Bug #7282

Updated by Florian Haas about 6 years ago

This isn't fully confirmed yet, because we haven't found a reliable way to reproduce. In short, it seems that if you have either an rbd-backed libvirt storage pool or an rbd-backed Qemu/KVM domain, and some borked objects in your RBD, then something seems to spin inside libvirtd, blocking *all* libvirtd connections on that host.

Which would mean that a handful of bad RADOS objects could take down an entire virtualization host potentially running scores or hundreds of guests, which would be sufficiently painful to merit reporting an issue even if not fully confirmed.

What's extremely painful is that the issue produces zero logs. Even strace is unhelpful.

Platform: Ubuntu 12.04.3
Ceph client tools including librados and librbd: Dumpling (0.67.5-1precise)
Libvirt: 1.0.2 (1.0.2-0ubuntu11.13.04.5~cloud1) from Ubuntu Cloud Archive from Grizzly (can't run 1.1.1, being bitten by

Steps to (possibly) reproduce:

* - Create a problematic state in your cluster, for example, have some unfound objects in a pool used by your guests' RBD volumes
* - Create an rbd storage pool XML definition
* - Fire up libvirtd
* - Run @virsh@

* observe that @list@ quickly responds with a list of currently running VMs

* run @pool-define <path-to-definition.xml>@

* observe that @list@ is still snappy

* run @pool-start <name-of-pool>@

* try @list@ again. If you hit the problem, it will block indefinitely.

The problem is not with the pool though. Remove the pool, try the same with a domain definition using an rbd backed drive. Once you start a guest backed by a problematic RBD, virsh starts blocking.

Of course, that also means once you've hit the problem, a reboot is the only way out (because the only way to kill the pool or domain would be through a libvirtd socket again).
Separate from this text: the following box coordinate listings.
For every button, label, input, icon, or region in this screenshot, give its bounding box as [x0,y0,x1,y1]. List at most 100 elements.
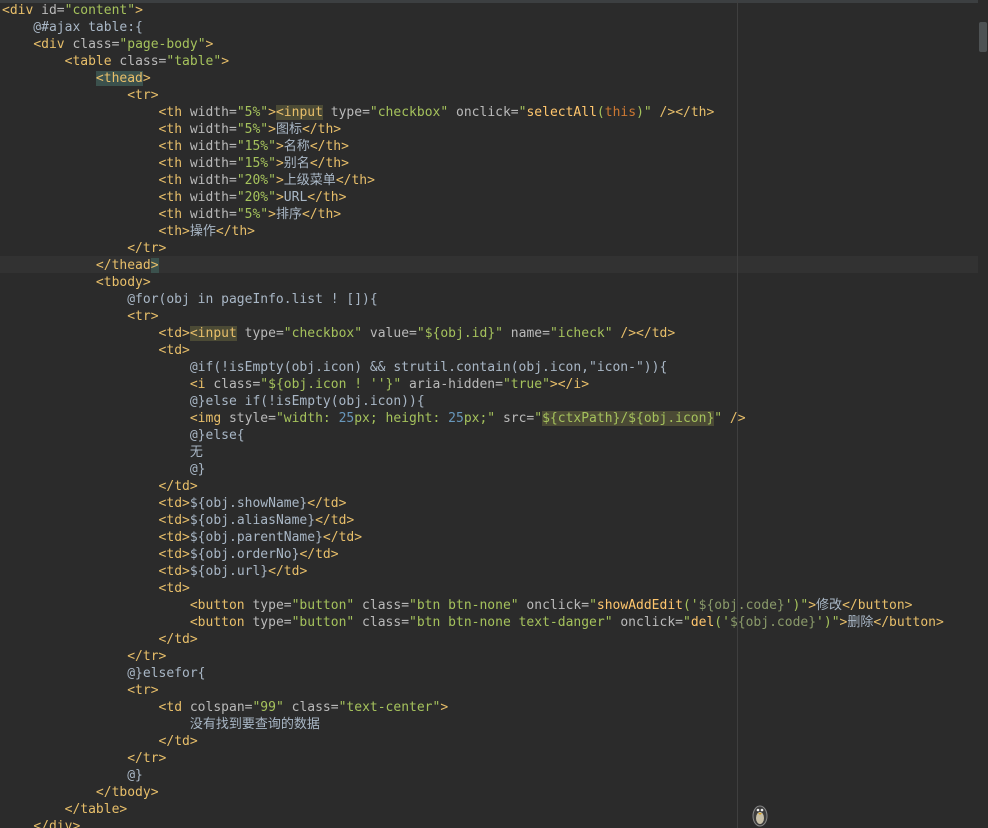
code-line[interactable]: <td>${obj.showName}</td> [2,495,944,512]
scrollbar-thumb[interactable] [979,22,987,52]
code-line[interactable]: <td>${obj.url}</td> [2,563,944,580]
code-line[interactable]: <th width="5%"><input type="checkbox" on… [2,104,944,121]
code-line[interactable]: <button type="button" class="btn btn-non… [2,614,944,631]
code-line[interactable]: <tr> [2,682,944,699]
code-token: type= [236,326,284,341]
code-line[interactable]: <th width="15%">别名</th> [2,155,944,172]
code-line[interactable]: <td colspan="99" class="text-center"> [2,699,944,716]
code-line[interactable]: </td> [2,631,944,648]
code-line[interactable]: </thead> [2,257,944,274]
code-token: @}else if(!isEmpty(obj.icon)){ [2,394,425,409]
code-token: <input [189,326,237,341]
code-token: <th [158,207,190,222]
code-line[interactable]: <th width="20%">上级菜单</th> [2,172,944,189]
code-token: (' [714,615,730,630]
code-token: <button [189,615,253,630]
code-line[interactable]: </td> [2,478,944,495]
code-token: </td> [158,734,198,749]
code-line[interactable]: </tbody> [2,784,944,801]
code-token: <th [158,105,190,120]
code-token: </tr> [127,241,167,256]
code-token: "content" [64,3,136,18]
code-line[interactable]: <div id="content"> [2,2,944,19]
code-line[interactable]: </tr> [2,648,944,665]
code-line[interactable]: <th width="20%">URL</th> [2,189,944,206]
code-token: type= [252,598,292,613]
code-line[interactable]: </tr> [2,750,944,767]
vertical-scrollbar[interactable] [978,0,988,828]
code-token: aria-hidden= [401,377,503,392]
code-line[interactable]: </tr> [2,240,944,257]
code-token: </td> [158,479,198,494]
code-line[interactable]: <div class="page-body"> [2,36,944,53]
code-token: "5%" [236,207,269,222]
code-token: "true" [502,377,550,392]
code-line[interactable]: <td> [2,342,944,359]
code-token: "5%" [236,105,269,120]
code-line[interactable]: <tbody> [2,274,944,291]
code-line[interactable]: @}elsefor{ [2,665,944,682]
code-token: class= [72,37,120,52]
code-line[interactable]: 无 [2,444,944,461]
code-token: </th> [301,122,342,137]
code-line[interactable]: 没有找到要查询的数据 [2,716,944,733]
code-line[interactable]: @#ajax table:{ [2,19,944,36]
code-token: > [205,37,214,52]
code-line[interactable]: </table> [2,801,944,818]
code-line[interactable]: @}else if(!isEmpty(obj.icon)){ [2,393,944,410]
code-line[interactable]: <td> [2,580,944,597]
code-line[interactable]: @} [2,461,944,478]
code-token: "20%" [236,190,276,205]
code-token: </th> [215,224,256,239]
code-line[interactable]: @for(obj in pageInfo.list ! []){ [2,291,944,308]
code-line[interactable]: </td> [2,733,944,750]
code-token: class= [213,377,261,392]
code-line[interactable]: @} [2,767,944,784]
code-line[interactable]: <td>${obj.aliasName}</td> [2,512,944,529]
code-line[interactable]: <th width="5%">图标</th> [2,121,944,138]
code-token: value= [362,326,417,341]
code-token: 别名 [283,156,310,171]
code-line[interactable]: <th width="5%">排序</th> [2,206,944,223]
code-line[interactable]: <button type="button" class="btn btn-non… [2,597,944,614]
code-token: width= [189,122,237,137]
code-line[interactable]: <td><input type="checkbox" value="${obj.… [2,325,944,342]
code-token: ( [596,105,605,120]
code-line[interactable]: @if(!isEmpty(obj.icon) && strutil.contai… [2,359,944,376]
code-line[interactable]: <tr> [2,308,944,325]
code-line[interactable]: <img style="width: 25px; height: 25px;" … [2,410,944,427]
code-line[interactable]: <td>${obj.orderNo}</td> [2,546,944,563]
code-token: ${ctxPath}/${obj.icon} [542,411,715,426]
code-token: style= [228,411,276,426]
code-token: type= [322,105,370,120]
code-token: @} [2,462,206,477]
code-token: <td> [158,564,190,579]
code-line[interactable]: <td>${obj.parentName}</td> [2,529,944,546]
code-token: </tr> [127,751,167,766]
code-line[interactable]: <tr> [2,87,944,104]
code-token: "checkbox" [369,105,449,120]
code-token: > [275,156,284,171]
code-token: </td> [299,547,339,562]
code-line[interactable]: <th width="15%">名称</th> [2,138,944,155]
code-line[interactable]: <th>操作</th> [2,223,944,240]
code-token: ${obj.code} [698,598,785,613]
code-token: 上级菜单 [283,173,336,188]
code-token: <table [64,54,120,69]
code-line[interactable]: </div> [2,818,944,828]
code-line[interactable]: <table class="table"> [2,53,944,70]
code-area[interactable]: <div id="content"> @#ajax table:{ <div c… [2,2,944,828]
code-token: 没有找到要查询的数据 [2,717,320,732]
code-line[interactable]: <thead> [2,70,944,87]
code-line[interactable]: <i class="${obj.icon ! ''}" aria-hidden=… [2,376,944,393]
code-token: width= [189,190,237,205]
code-line[interactable]: @}else{ [2,427,944,444]
code-editor[interactable]: <div id="content"> @#ajax table:{ <div c… [0,0,988,828]
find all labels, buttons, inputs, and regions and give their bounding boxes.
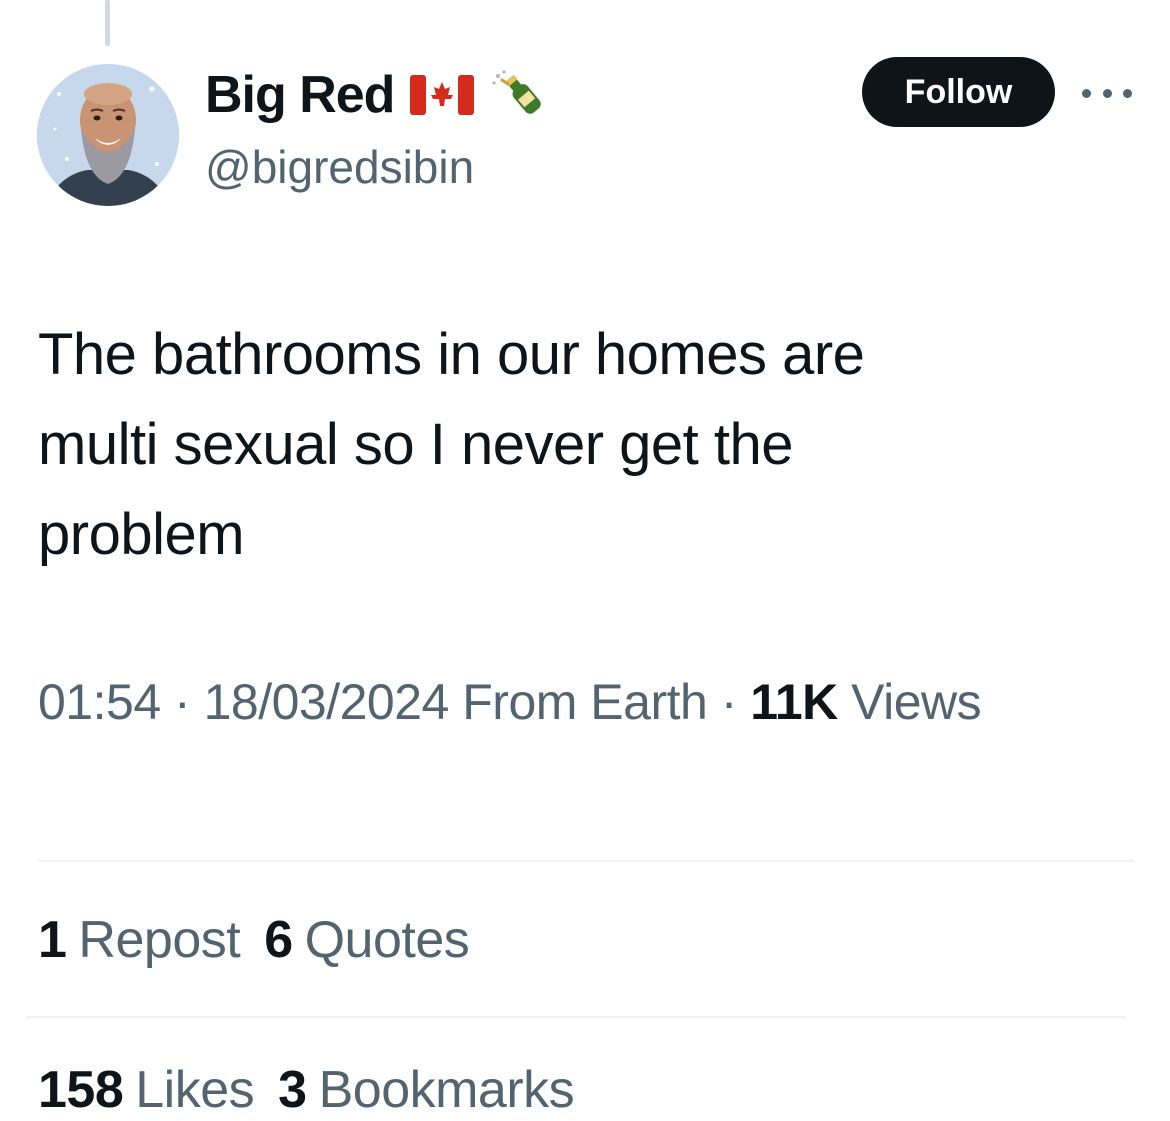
tweet-source: From Earth: [462, 674, 708, 730]
bookmarks-stat[interactable]: 3 Bookmarks: [278, 1060, 574, 1120]
more-dot: [1102, 88, 1112, 98]
tweet-meta: 01:54 · 18/03/2024 From Earth · 11K View…: [38, 662, 1128, 742]
tweet-text-line: The bathrooms in our homes are: [38, 322, 865, 387]
more-dot: [1082, 88, 1091, 98]
canada-flag-icon: [410, 70, 475, 120]
likes-stat[interactable]: 158 Likes: [38, 1060, 255, 1120]
tweet-detail: Big Red @bigredsibin Follow The bathroom…: [0, 0, 1170, 1121]
follow-button[interactable]: Follow: [862, 57, 1055, 127]
thread-connector-line: [105, 0, 110, 46]
tweet-text-line: problem: [38, 502, 245, 567]
tweet-text-line: multi sexual so I never get the: [38, 412, 794, 477]
views-label: Views: [851, 674, 982, 730]
meta-separator: ·: [174, 674, 191, 730]
meta-separator: ·: [720, 674, 738, 730]
quotes-label: Quotes: [304, 911, 470, 969]
reposts-stat[interactable]: 1 Repost: [38, 910, 241, 970]
tweet-text: The bathrooms in our homes are multi sex…: [38, 310, 1128, 580]
tweet-date[interactable]: 18/03/2024: [204, 674, 450, 730]
author-display-name[interactable]: Big Red: [205, 65, 395, 125]
engagement-row-likes: 158 Likes 3 Bookmarks: [38, 1060, 575, 1120]
champagne-bottle-icon: [490, 70, 554, 120]
quotes-stat[interactable]: 6 Quotes: [264, 910, 470, 970]
divider: [26, 1016, 1126, 1018]
reposts-count: 1: [38, 911, 67, 969]
avatar[interactable]: [37, 64, 179, 206]
author-handle[interactable]: @bigredsibin: [205, 140, 474, 194]
likes-count: 158: [38, 1061, 124, 1119]
quotes-count: 6: [264, 911, 293, 969]
engagement-row-reposts: 1 Repost 6 Quotes: [38, 910, 470, 970]
author-name-row: Big Red: [205, 60, 554, 130]
more-options-icon[interactable]: [1082, 78, 1132, 108]
tweet-time[interactable]: 01:54: [38, 674, 161, 730]
bookmarks-label: Bookmarks: [318, 1061, 575, 1119]
more-dot: [1123, 88, 1132, 98]
reposts-label: Repost: [78, 911, 241, 969]
avatar-image: [37, 64, 179, 206]
views-count: 11K: [750, 674, 838, 730]
divider: [38, 860, 1134, 862]
likes-label: Likes: [135, 1061, 255, 1119]
bookmarks-count: 3: [278, 1061, 307, 1119]
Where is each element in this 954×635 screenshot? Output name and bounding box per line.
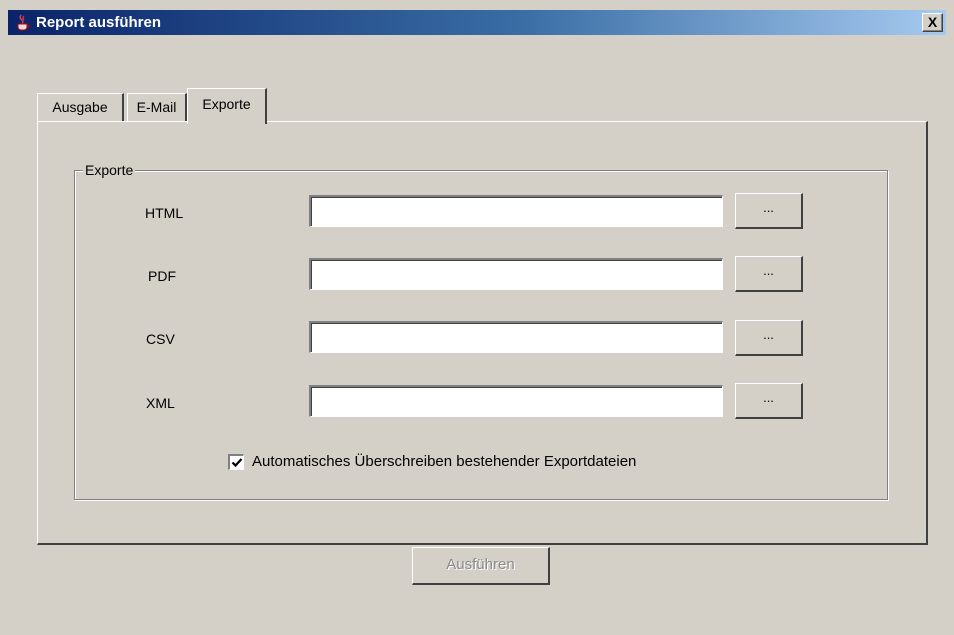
xml-export-path-input[interactable] (309, 385, 723, 417)
csv-export-path-input[interactable] (309, 321, 723, 353)
tab-e-mail[interactable]: E-Mail (127, 93, 187, 121)
checkmark-icon (231, 458, 243, 468)
java-coffee-cup-icon (14, 13, 32, 31)
overwrite-checkbox-label[interactable]: Automatisches Überschreiben bestehender … (252, 453, 636, 471)
pdf-export-path-input[interactable] (309, 258, 723, 290)
pdf-browse-button[interactable]: ... (735, 256, 803, 292)
exports-group: Exporte HTML ... PDF ... CSV ... XML ...… (74, 161, 888, 500)
close-button[interactable]: X (922, 13, 943, 32)
html-export-path-input[interactable] (309, 195, 723, 227)
tab-ausgabe[interactable]: Ausgabe (37, 93, 124, 121)
report-dialog: Report ausführen X Ausgabe E-Mail Export… (0, 0, 954, 635)
exporte-tab-panel: Exporte HTML ... PDF ... CSV ... XML ...… (37, 121, 928, 545)
csv-label: CSV (146, 331, 175, 347)
window-title: Report ausführen (36, 14, 162, 31)
overwrite-checkbox[interactable] (228, 454, 244, 470)
pdf-label: PDF (148, 268, 176, 284)
html-label: HTML (145, 205, 184, 221)
html-browse-button[interactable]: ... (735, 193, 803, 229)
run-button[interactable]: Ausführen (412, 547, 550, 585)
csv-browse-button[interactable]: ... (735, 320, 803, 356)
title-bar: Report ausführen X (8, 10, 946, 35)
xml-browse-button[interactable]: ... (735, 383, 803, 419)
xml-label: XML (146, 395, 175, 411)
tab-exporte[interactable]: Exporte (187, 88, 267, 124)
exports-group-legend: Exporte (83, 161, 136, 179)
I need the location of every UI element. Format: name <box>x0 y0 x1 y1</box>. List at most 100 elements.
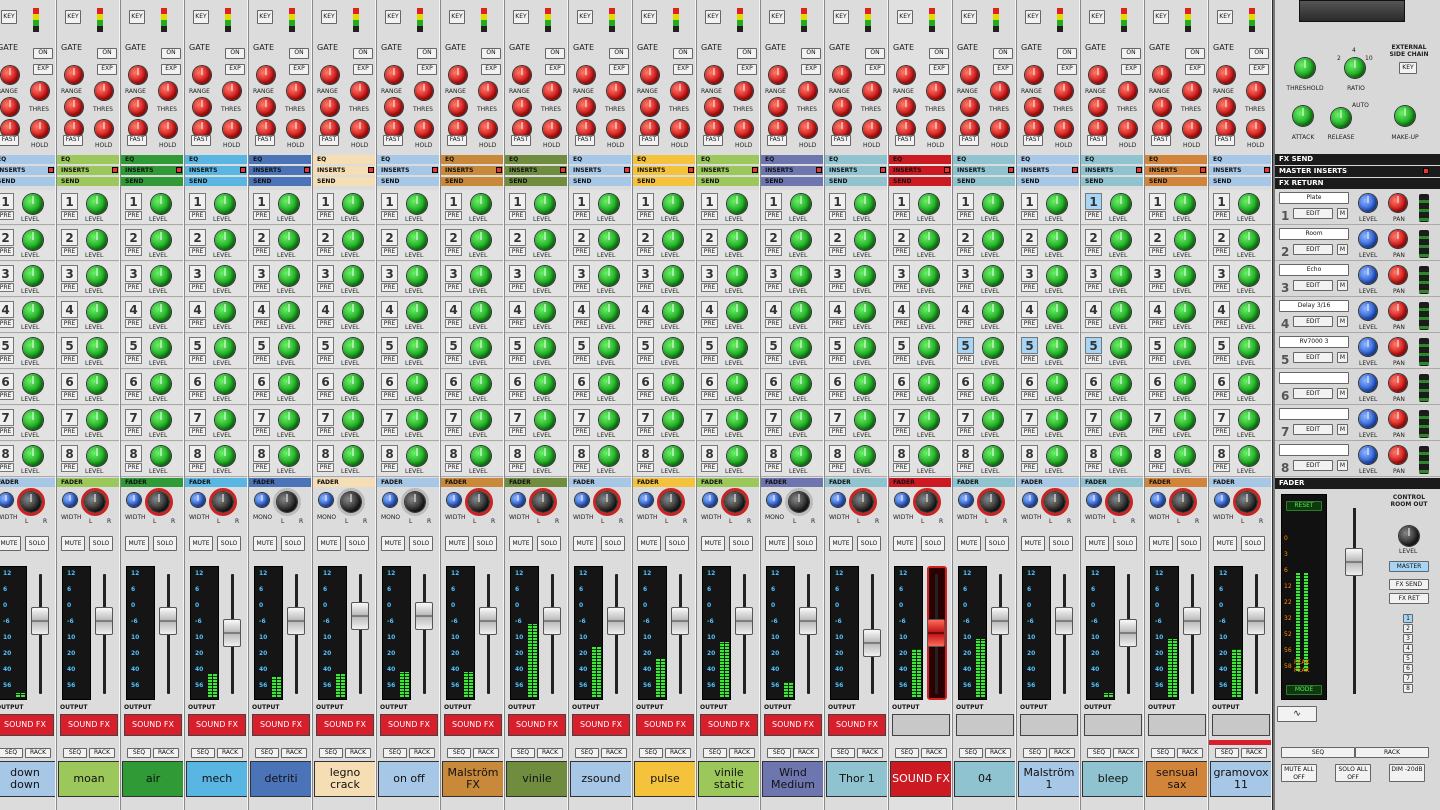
fx-return-level-knob[interactable] <box>1359 230 1377 248</box>
solo-button[interactable]: SOLO <box>25 536 49 551</box>
pre-button[interactable]: PRE <box>573 247 590 256</box>
cr-master-button[interactable]: MASTER <box>1389 561 1429 572</box>
eq-tab[interactable]: EQ <box>185 155 247 164</box>
gate-on-button[interactable]: ON <box>353 48 373 59</box>
send-8-button[interactable]: 8 <box>317 445 334 462</box>
send-level-knob[interactable] <box>983 266 1003 286</box>
output-select[interactable]: SOUND FX <box>828 714 886 736</box>
send-level-knob[interactable] <box>23 374 43 394</box>
send-level-knob[interactable] <box>855 338 875 358</box>
send-4-button[interactable]: 4 <box>189 301 206 318</box>
rack-button[interactable]: RACK <box>537 748 563 758</box>
send-3-button[interactable]: 3 <box>125 265 142 282</box>
channel-name[interactable]: vinile static <box>698 761 759 797</box>
key-button[interactable]: KEY <box>577 10 593 24</box>
send-level-knob[interactable] <box>151 230 171 250</box>
pre-button[interactable]: PRE <box>61 211 78 220</box>
channel-name[interactable]: Malström FX <box>442 761 503 797</box>
pre-button[interactable]: PRE <box>0 355 14 364</box>
gate-thres-knob[interactable] <box>1183 82 1201 100</box>
pre-button[interactable]: PRE <box>765 319 782 328</box>
mute-button[interactable]: MUTE <box>509 536 533 551</box>
gate-range-knob[interactable] <box>385 66 403 84</box>
gate-attack-knob[interactable] <box>1025 98 1043 116</box>
pre-button[interactable]: PRE <box>1149 391 1166 400</box>
mute-button[interactable]: MUTE <box>637 536 661 551</box>
fx-return-pan-knob[interactable] <box>1389 266 1407 284</box>
cr-number-3-button[interactable]: 3 <box>1403 634 1413 643</box>
pre-button[interactable]: PRE <box>893 463 910 472</box>
gate-exp-button[interactable]: EXP <box>1185 64 1205 75</box>
eq-tab[interactable]: EQ <box>1081 155 1143 164</box>
send-2-button[interactable]: 2 <box>1213 229 1230 246</box>
send-level-knob[interactable] <box>215 446 235 466</box>
pre-button[interactable]: PRE <box>1149 355 1166 364</box>
gate-exp-button[interactable]: EXP <box>33 64 53 75</box>
gate-exp-button[interactable]: EXP <box>481 64 501 75</box>
eq-tab[interactable]: EQ <box>1017 155 1079 164</box>
pre-button[interactable]: PRE <box>1213 463 1230 472</box>
eq-tab[interactable]: EQ <box>1209 155 1271 164</box>
send-level-knob[interactable] <box>599 230 619 250</box>
gate-thres-knob[interactable] <box>1119 82 1137 100</box>
gate-thres-knob[interactable] <box>415 82 433 100</box>
width-knob[interactable] <box>831 493 845 507</box>
pre-button[interactable]: PRE <box>765 463 782 472</box>
pan-knob[interactable] <box>1237 492 1257 512</box>
threshold-knob[interactable] <box>1295 58 1315 78</box>
send-5-button[interactable]: 5 <box>253 337 270 354</box>
channel-fader[interactable] <box>1055 607 1073 635</box>
send-level-knob[interactable] <box>1239 374 1259 394</box>
gate-fast-button[interactable]: FAST <box>383 135 403 146</box>
send-tab[interactable]: SEND <box>249 177 311 186</box>
fx-return-edit-button[interactable]: EDIT <box>1293 352 1333 363</box>
send-level-knob[interactable] <box>23 230 43 250</box>
pre-button[interactable]: PRE <box>0 211 14 220</box>
channel-name[interactable]: bleep <box>1082 761 1143 797</box>
send-level-knob[interactable] <box>471 230 491 250</box>
key-button[interactable]: KEY <box>961 10 977 24</box>
pre-button[interactable]: PRE <box>893 247 910 256</box>
output-select[interactable]: SOUND FX <box>700 714 758 736</box>
pan-knob[interactable] <box>1109 492 1129 512</box>
eq-tab[interactable]: EQ <box>57 155 119 164</box>
send-8-button[interactable]: 8 <box>1149 445 1166 462</box>
channel-fader[interactable] <box>351 602 369 630</box>
gate-attack-knob[interactable] <box>641 98 659 116</box>
channel-name[interactable]: Wind Medium <box>762 761 823 797</box>
inserts-tab[interactable]: INSERTS <box>57 166 119 175</box>
mute-all-off-button[interactable]: MUTE ALL OFF <box>1281 764 1317 782</box>
gate-on-button[interactable]: ON <box>1121 48 1141 59</box>
gate-range-knob[interactable] <box>577 66 595 84</box>
pre-button[interactable]: PRE <box>0 427 14 436</box>
eq-tab[interactable]: EQ <box>0 155 55 164</box>
attack-knob[interactable] <box>1293 106 1313 126</box>
pre-button[interactable]: PRE <box>637 463 654 472</box>
eq-tab[interactable]: EQ <box>121 155 183 164</box>
send-level-knob[interactable] <box>855 194 875 214</box>
send-3-button[interactable]: 3 <box>1149 265 1166 282</box>
solo-button[interactable]: SOLO <box>857 536 881 551</box>
gate-attack-knob[interactable] <box>129 98 147 116</box>
channel-name[interactable]: zsound <box>570 761 631 797</box>
send-7-button[interactable]: 7 <box>1213 409 1230 426</box>
pre-button[interactable]: PRE <box>125 463 142 472</box>
channel-name[interactable]: sensual sax <box>1146 761 1207 797</box>
send-level-knob[interactable] <box>919 446 939 466</box>
fx-return-mute-button[interactable]: M <box>1337 316 1348 327</box>
rack-button[interactable]: RACK <box>409 748 435 758</box>
seq-button[interactable]: SEQ <box>319 748 343 758</box>
rack-button[interactable]: RACK <box>1177 748 1203 758</box>
gate-fast-button[interactable]: FAST <box>959 135 979 146</box>
channel-name[interactable]: moan <box>58 761 119 797</box>
pre-button[interactable]: PRE <box>253 355 270 364</box>
key-button[interactable]: KEY <box>449 10 465 24</box>
send-level-knob[interactable] <box>1239 410 1259 430</box>
send-7-button[interactable]: 7 <box>61 409 78 426</box>
send-level-knob[interactable] <box>407 194 427 214</box>
pre-button[interactable]: PRE <box>189 247 206 256</box>
pre-button[interactable]: PRE <box>0 283 14 292</box>
send-level-knob[interactable] <box>23 410 43 430</box>
pre-button[interactable]: PRE <box>189 391 206 400</box>
rack-button[interactable]: RACK <box>921 748 947 758</box>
Because it's practically impossible for a user to enumerate all the RADOS objects in a PG, it's almost infeasible to determine ahead of time which RBDs might be affected by something like an unfound object, as the latter are always reported by PG.

All this makes the issue possibly extremely tricky to reproduce, but when it hits, its impact is frightening. I'll leave this at sev 3 since it's not reliably confirmed.